The Velocity of Shattering, flash fiction by Catherine Arra at Spillwords.com

The Velocity of Shattering

The Velocity of Shattering

written by: Catherine Arra

 

He’s at my doorstep at 5:00 a.m., a grey ghost against the electric green of early summer. Nesting birds chatter in twilight. His shoulders heave with silent sobs.

“What is it, Dad?”

But I know. She had told me she’d do this a week before when I confronted her with the letter from her lover, found in her purse when all I had wanted was a stick of chewing gum.

I said, “What are you doing?”

She’d been lying for some time, and for me this was a greater violation: to lie, to be cowardly and casual about infidelity as if entitled because 33 years of marriage and raising three kids was hard and harder with a man steeped in old-world Sicilian manliness, who would no doubt love only one, protect and provide, but who would also rule, boss, and demand. This was and is his way, his history, his DNA. Him. This is why she chose him.

Sure, she could leave, but to deceive, to level everyone to her dishonesty?

I listened to her pusillanimous pleas, the excuses and blame, how happy she was now. Didn’t she deserve to be happy?

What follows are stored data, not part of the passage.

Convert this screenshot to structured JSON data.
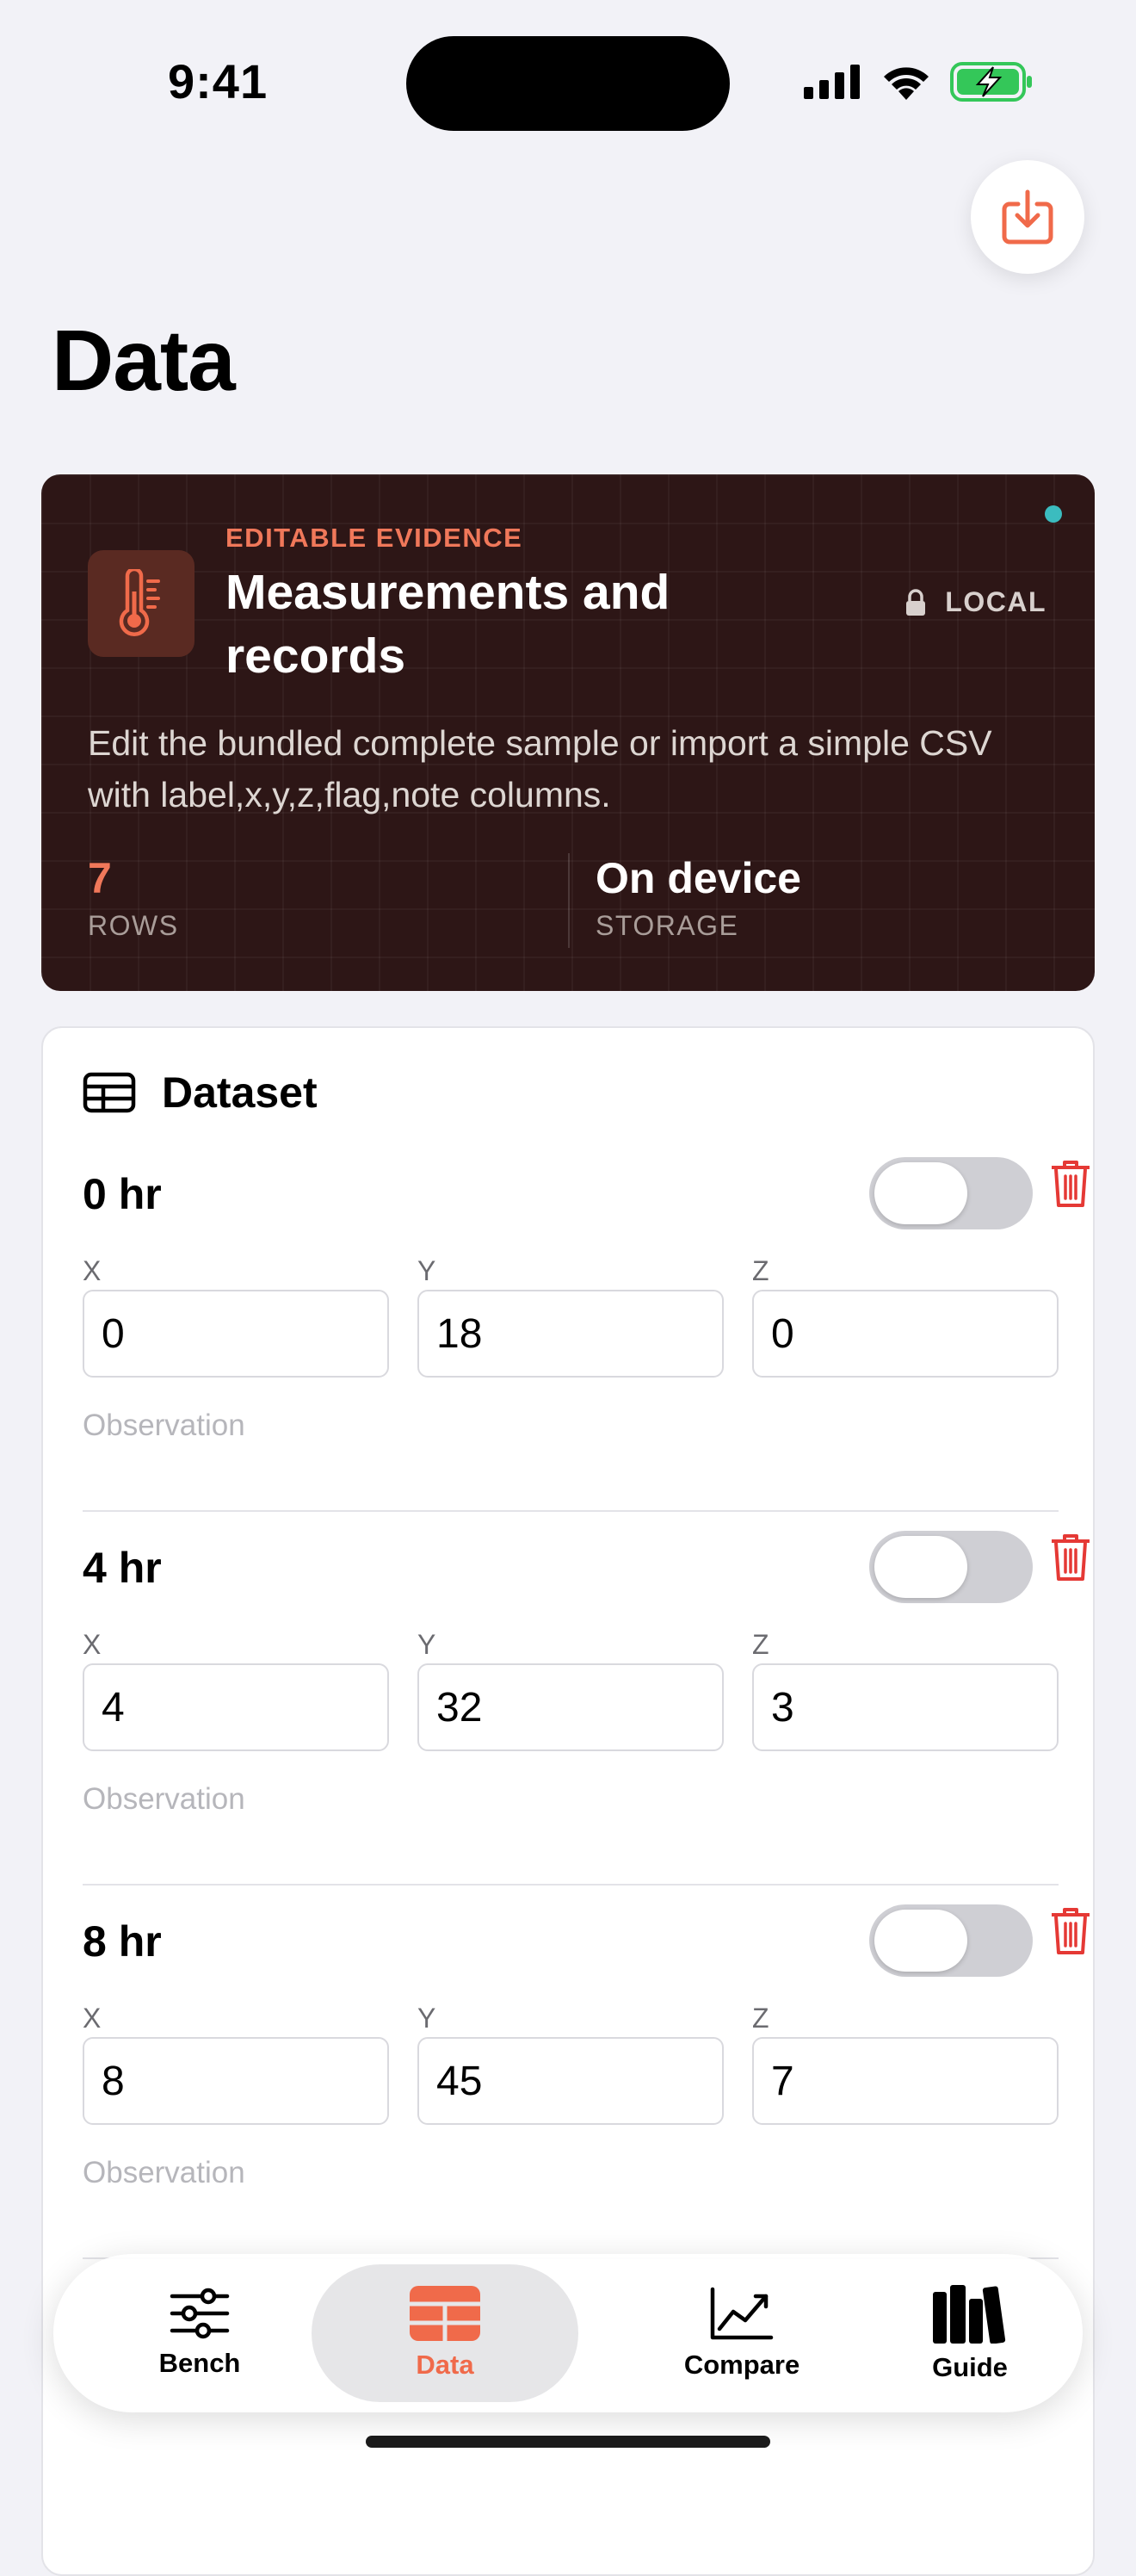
{
  "status": {
    "time": "9:41"
  },
  "page": {
    "title": "Data",
    "export_icon": "download-tray-icon"
  },
  "hero": {
    "kicker": "EDITABLE EVIDENCE",
    "title": "Measurements and records",
    "badge": "LOCAL",
    "description": "Edit the bundled complete sample or import a simple CSV with label,x,y,z,flag,note columns.",
    "stats": [
      {
        "value": "7",
        "label": "ROWS"
      },
      {
        "value": "On device",
        "label": "STORAGE"
      }
    ],
    "accent": "#f0785a",
    "background": "#2d1616",
    "dot_color": "#3bbcbf"
  },
  "dataset": {
    "title": "Dataset",
    "field_labels": {
      "x": "X",
      "y": "Y",
      "z": "Z"
    },
    "observation_placeholder": "Observation",
    "rows": [
      {
        "label": "0 hr",
        "x": "0",
        "y": "18",
        "z": "0",
        "flag": false
      },
      {
        "label": "4 hr",
        "x": "4",
        "y": "32",
        "z": "3",
        "flag": false
      },
      {
        "label": "8 hr",
        "x": "8",
        "y": "45",
        "z": "7",
        "flag": false
      }
    ]
  },
  "tabs": [
    {
      "label": "Bench",
      "icon": "sliders-icon",
      "active": false
    },
    {
      "label": "Data",
      "icon": "table-icon",
      "active": true
    },
    {
      "label": "Compare",
      "icon": "line-chart-icon",
      "active": false
    },
    {
      "label": "Guide",
      "icon": "books-icon",
      "active": false
    }
  ],
  "colors": {
    "accent": "#f06a4a",
    "danger": "#e53935"
  }
}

She sat in front of me in her miniskirt and tank top at 54, smoking a cigarette, legs crossed, looking sexy. I wanted to tell her to look at the facts, evidence, consequences, herself. What future would she have with this other man? I wished she could have been young with me in my time, with birth control, women’s rights and liberation. I wished she had known other men before my father, that she knew all men were essentially the same in their frightened superiority, in their indelible boyishness, in what they need from women. I wished she had played it out, gotten it out of her 1940s psyche, had befriended herself. I wished and wished and wished. She seemed adolescent to me, sweet in her glow, in her girlish hope. She was happy, and I knew there was no stopping her.

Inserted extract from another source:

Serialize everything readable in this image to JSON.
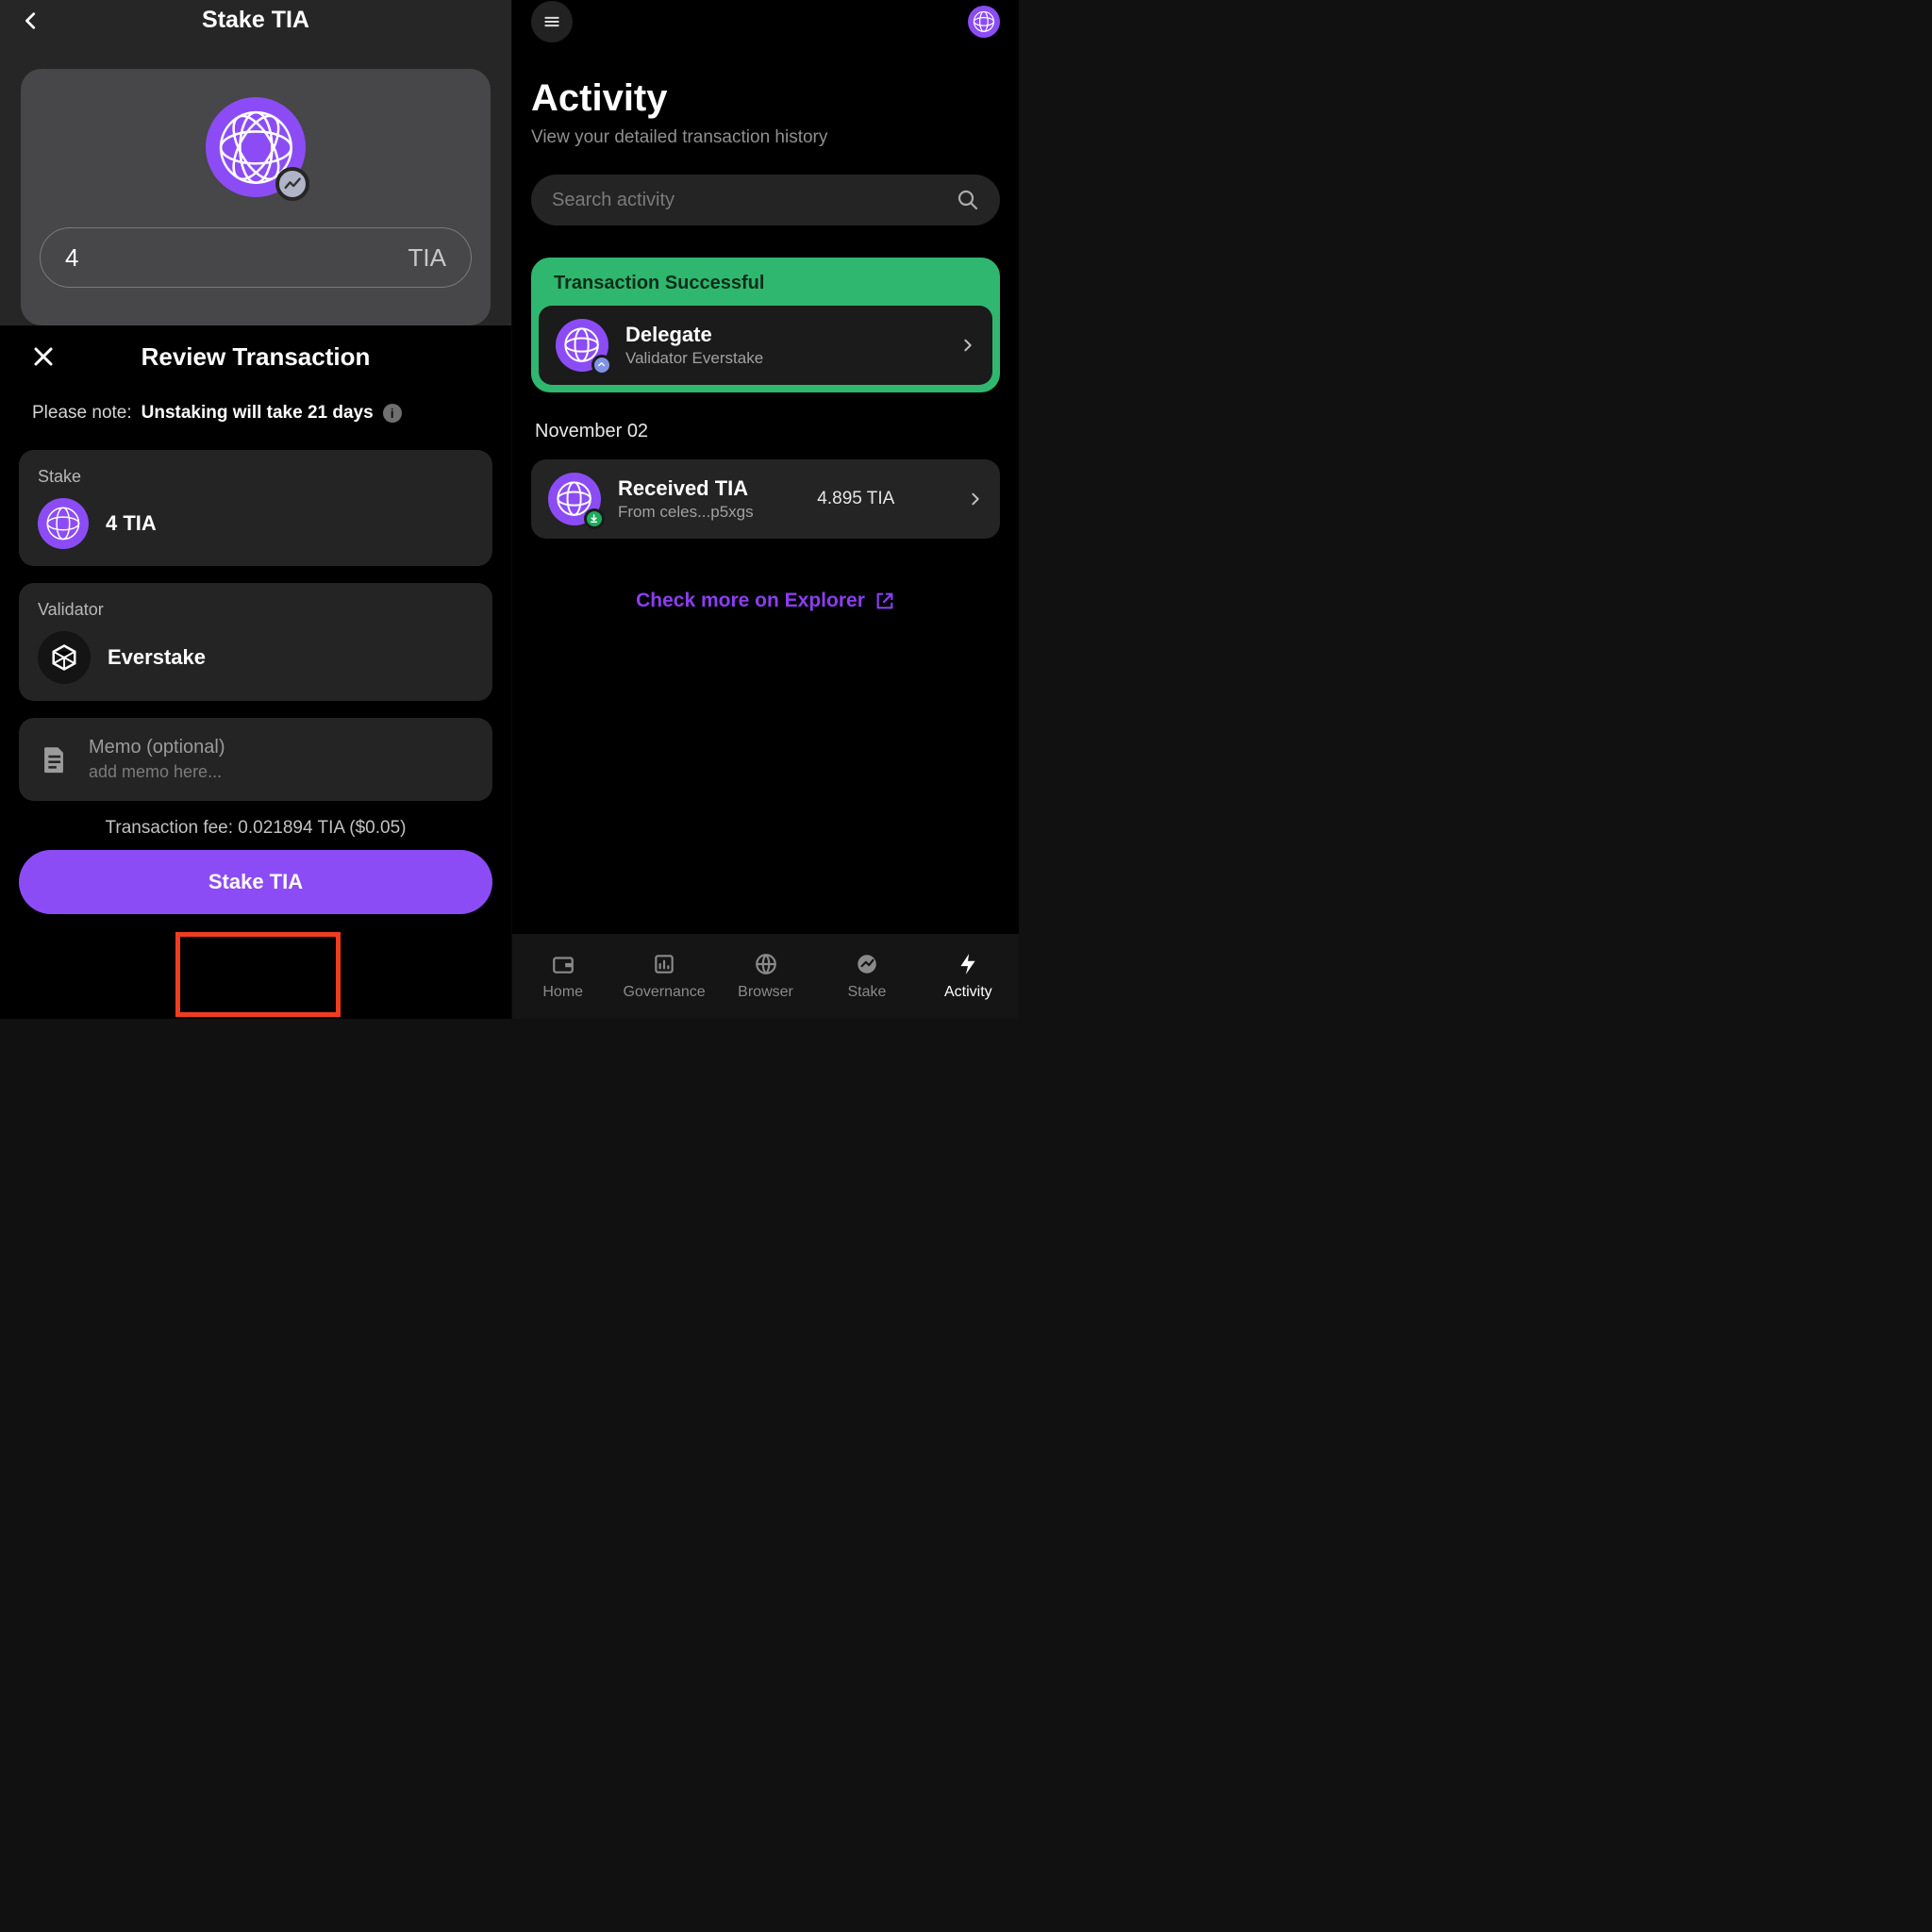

I knew this too: how hard my father could be. I had been on the receiving end of his anger, his rages over an unmade bed, a defiant remark, his second-generation immigrant doubt, his fear that he and his family would never be good enough unless he worked himself to exhaustion, made everything fit, followed all the rules, was embraced by all that intimidated and kept him a stranger. But I knew his heart too, the core fire that is eternally innocent, honest, fragile. The paternal love that wanted to be the best he could be for his family.

I said, “Tell him, or I will.”

He’s at my doorstep at 5:00 a.m., framed in the doorjamb. A grey ghost against glaring green, he says in halting syntax,
“She’s …leaving …me. For him.”

He swallows air, chokes on the words. He gulps and grips his throat, unable to speak, until he lurches forward and expels, “Right now. Now. Go to her. Stop her. Make her stop.”

As if I can. Me, the daughter. A woman, too. As if I know the secret code, share a feminine pathos, know how to navigate the ship that abandons, how to chart a course away from disaster.

The only thing I can do is wrench him between my arms, muscle down his trembling, and hold him through the shattering that I know is coming with the speed of daylight.